Installation at 24 Kitchen Street – Threshold

As developers are given the green light, another of Liverpool’s key cultural hubs faces an uncertain future, Getintothis’ Jon Davies reflects and says now is the time to fight back.

In what seemed like a foregone conclusion, the Iliad Group has been granted permission to build residential property adjacent to 24 Kitchen Street.

There were a number of options on the table, some more feasible than others, but the most disappointing showing came from the present planning committee who voted eight to one on giving the new apartments the go ahead in what seemed to be a rushed agreement in collusion with the private developers.

Liverpool City Council’s Planning Development Manager  Peter Jones, who was representing the council’s interim head of planning, helped sell a narrative of the venue’s activities yet failed to discuss potential shortcomings of Iliad’s permission proposal. The committee heard that although 24 Kitchen Street has a license for a rooftop garden, they are appealing the conditions of it, and that noise complaints would be likely as the council has had other complaints as recently as October from other nearby residencies.

Iliad’s acoustic assessment was based on a false premise of venues suddenly going silent after 2am, where clearly the case would be that the venue complies with its sound insulation rules, but the outgoing traffic after an event is an inevitable noise contributor. With all Labour councillors on the voting panel passing permission, the close relationship between council and property developers who have had their way with the city for years is again directly affecting the music scene.

This isn’t the end of 24 Kitchen Street, far from it. The fight starts here, and the Liverpool music scene needs to organise itself quickly and look at the options presented to us.

The decision that 24 Kitchen Street made to go public with the battle against the passing of the permission seemed to have gone quickly, but the months of discussion had reached an impasse between the two parties.

24 Kitchen Street under threat – Liverpool’s rejection of creative space

So here’s what we should do:

Join ‘Save 24 Kitchen Street’ on Facebook. The fight will be ongoing, and will continue to change as further news develops. Through a collective gathering of information the music scene can frame the argument and concentrate the pressure.

Keep up pressure online. The social media groundswell for protecting 24 Kitchen Street has been the main driving force behind raising this issue, with several local and international culture magazines interested in calling out the gentrification of The Baltic Triangle. So far it has forced councillors into making a stand, from the Green’s Metro Mayor candidate Tom Crone objecting at the committee today, to Steve Munby and Hetty Wood (both Labour) suggesting the Section 106 fund to pay for the private developer’s sound insulation.

Write to your MPs and Councillors.
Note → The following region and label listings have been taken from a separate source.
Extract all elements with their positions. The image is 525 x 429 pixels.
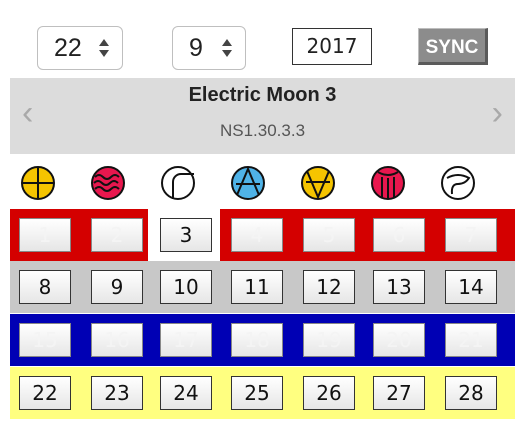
- day-cell[interactable]: 21: [445, 323, 497, 357]
- seed-glyph-icon: [301, 166, 335, 200]
- moon-code: NS1.30.3.3: [219, 121, 306, 140]
- earth-glyph-icon: [21, 166, 55, 200]
- week-row: 15 16 17 18 19 20 21: [10, 314, 515, 366]
- moon-title: Electric Moon 3: [188, 84, 337, 106]
- serpent-glyph-icon: [371, 166, 405, 200]
- water-glyph-icon: [91, 166, 125, 200]
- updown-arrows-icon: [222, 39, 232, 57]
- day-cell[interactable]: 19: [303, 323, 355, 357]
- day-cell[interactable]: 25: [231, 376, 283, 410]
- day-cell[interactable]: 1: [19, 218, 71, 252]
- wind-glyph-icon: [161, 166, 195, 200]
- day-cell[interactable]: 23: [91, 376, 143, 410]
- mirror-glyph-icon: [441, 166, 475, 200]
- day-cell[interactable]: 9: [91, 270, 143, 304]
- day-cell[interactable]: 14: [445, 270, 497, 304]
- day-cell[interactable]: 17: [160, 323, 212, 357]
- day-cell[interactable]: 3: [160, 218, 212, 252]
- updown-arrows-icon: [99, 39, 109, 57]
- day-cell[interactable]: 7: [445, 218, 497, 252]
- day-cell[interactable]: 15: [19, 323, 71, 357]
- day-cell[interactable]: 11: [231, 270, 283, 304]
- day-select[interactable]: 22: [37, 26, 123, 70]
- month-value: 9: [189, 34, 203, 62]
- week-row: 22 23 24 25 26 27 28: [10, 367, 515, 419]
- moon-banner: ‹ › Electric Moon 3 NS1.30.3.3: [10, 78, 515, 154]
- date-toolbar: 22 9 2017 SYNC: [0, 0, 525, 78]
- day-cell[interactable]: 2: [91, 218, 143, 252]
- week-row: 8 9 10 11 12 13 14: [10, 261, 515, 313]
- day-cell[interactable]: 28: [445, 376, 497, 410]
- day-cell[interactable]: 13: [373, 270, 425, 304]
- week-row: 1234567: [10, 209, 515, 261]
- day-cell[interactable]: 10: [160, 270, 212, 304]
- day-cell[interactable]: 24: [160, 376, 212, 410]
- day-cell[interactable]: 5: [303, 218, 355, 252]
- day-cell[interactable]: 22: [19, 376, 71, 410]
- day-cell[interactable]: 16: [91, 323, 143, 357]
- day-cell[interactable]: 4: [231, 218, 283, 252]
- plasma-glyph-row: [10, 164, 515, 204]
- day-cell[interactable]: 8: [19, 270, 71, 304]
- day-cell[interactable]: 18: [231, 323, 283, 357]
- month-select[interactable]: 9: [172, 26, 246, 70]
- day-cell[interactable]: 6: [373, 218, 425, 252]
- sky-glyph-icon: [231, 166, 265, 200]
- sync-button[interactable]: SYNC: [418, 28, 488, 65]
- day-value: 22: [54, 34, 82, 62]
- day-cell[interactable]: 26: [303, 376, 355, 410]
- year-input[interactable]: 2017: [292, 28, 372, 65]
- day-cell[interactable]: 12: [303, 270, 355, 304]
- day-cell[interactable]: 27: [373, 376, 425, 410]
- day-cell[interactable]: 20: [373, 323, 425, 357]
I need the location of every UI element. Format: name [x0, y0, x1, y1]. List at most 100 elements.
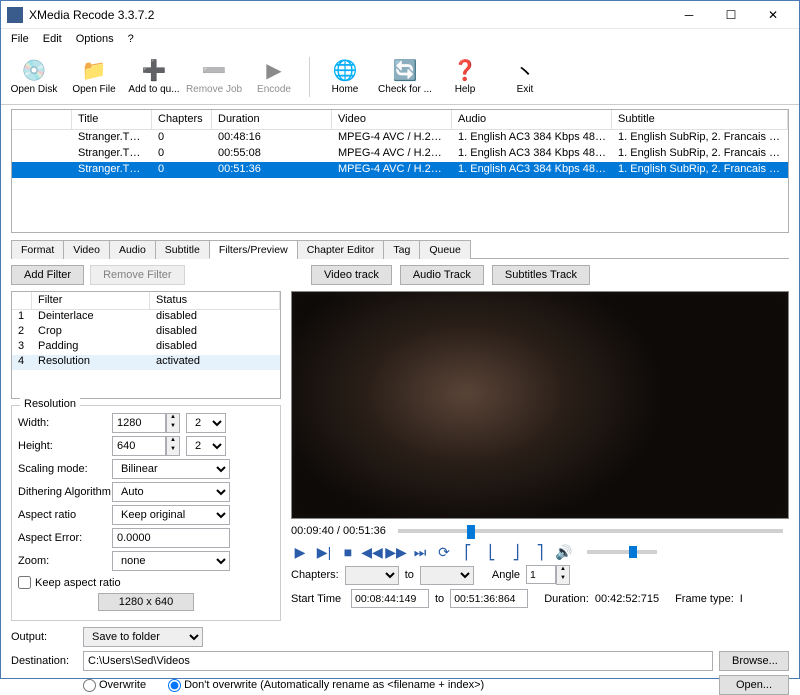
add-to-qu--icon: ➕: [142, 58, 166, 82]
tabs: FormatVideoAudioSubtitleFilters/PreviewC…: [11, 239, 789, 259]
tab-format[interactable]: Format: [11, 240, 64, 259]
chapter-to-select[interactable]: [420, 566, 474, 585]
dimension-button[interactable]: 1280 x 640: [98, 593, 194, 611]
end-time-input[interactable]: [450, 589, 528, 608]
next-icon[interactable]: ▶|: [315, 543, 333, 561]
col-header[interactable]: Chapters: [152, 110, 212, 129]
rewind-icon[interactable]: ◀◀: [363, 543, 381, 561]
home-icon: 🌐: [333, 58, 357, 82]
col-header[interactable]: [12, 110, 72, 129]
audio-track-button[interactable]: Audio Track: [400, 265, 484, 285]
scaling-select[interactable]: Bilinear: [112, 459, 230, 479]
menu-help[interactable]: ?: [122, 31, 140, 47]
volume-slider[interactable]: [587, 550, 657, 554]
browse-button[interactable]: Browse...: [719, 651, 789, 671]
toolbar-add-to-qu-[interactable]: ➕Add to qu...: [125, 52, 183, 102]
maximize-button[interactable]: ☐: [711, 5, 751, 25]
toolbar-home[interactable]: 🌐Home: [316, 52, 374, 102]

So far, very few political leaders have taken on this issue, with only Councillors Crone, Richard Kemp and Helen Thompson making any sort of objection at today’s hearing. The truth is that many political leaders rarely see the positive impact of nightclub culture beyond the bar revenues.

The Liverpool Music Scene should get its act together. 24 Kitchen Street is predominantly a nightclub, but has been host to gigs, exhibitions, workshops, vogue nights and migrant benefit events, to name a few. It provides a unique service to the ecology of Liverpool’s culture, and though the city is still spoiled for venues and bars, the case for 24 Kitchen Street’s progressive and social impact cannot be understated.

Everyone involved, from promoter to musician, manager to journalist, should ask themselves what would happen if Liverpool didn’t have any liminal and creatively flexible venues. No Kazimiers, no Kitchen Streets, no Mello Mellos; would we just be another identikit city? Is the corporate music venue stationed out of the city centre the only thing we have to offer? From those who make Liverpool the city it is, we must embrace that this isn’t just the winds of change but that the winds of change are threatening the existence of marginal cultures.

What’s most frustrating, though, is that 24 Kitchen Street is a thriving, diverse and financially profitable small enterprise run by individuals who place community in the centre of their endeavours. To see Liverpool City Council give carte blanche, with no amendments to the permissions, to private developers while accusing 24 Kitchen Street of not abiding by their own curfew rules, by flagging up unsubstantiated noise complaints and placing all the onus on the venue to bend over backwards for the development clearly shows the amount of contempt the council has for organic cultural autonomy.

There’s only so much of playing ball with the existing powers that can be tolerated before realising that we, as a community have a fight on our hands.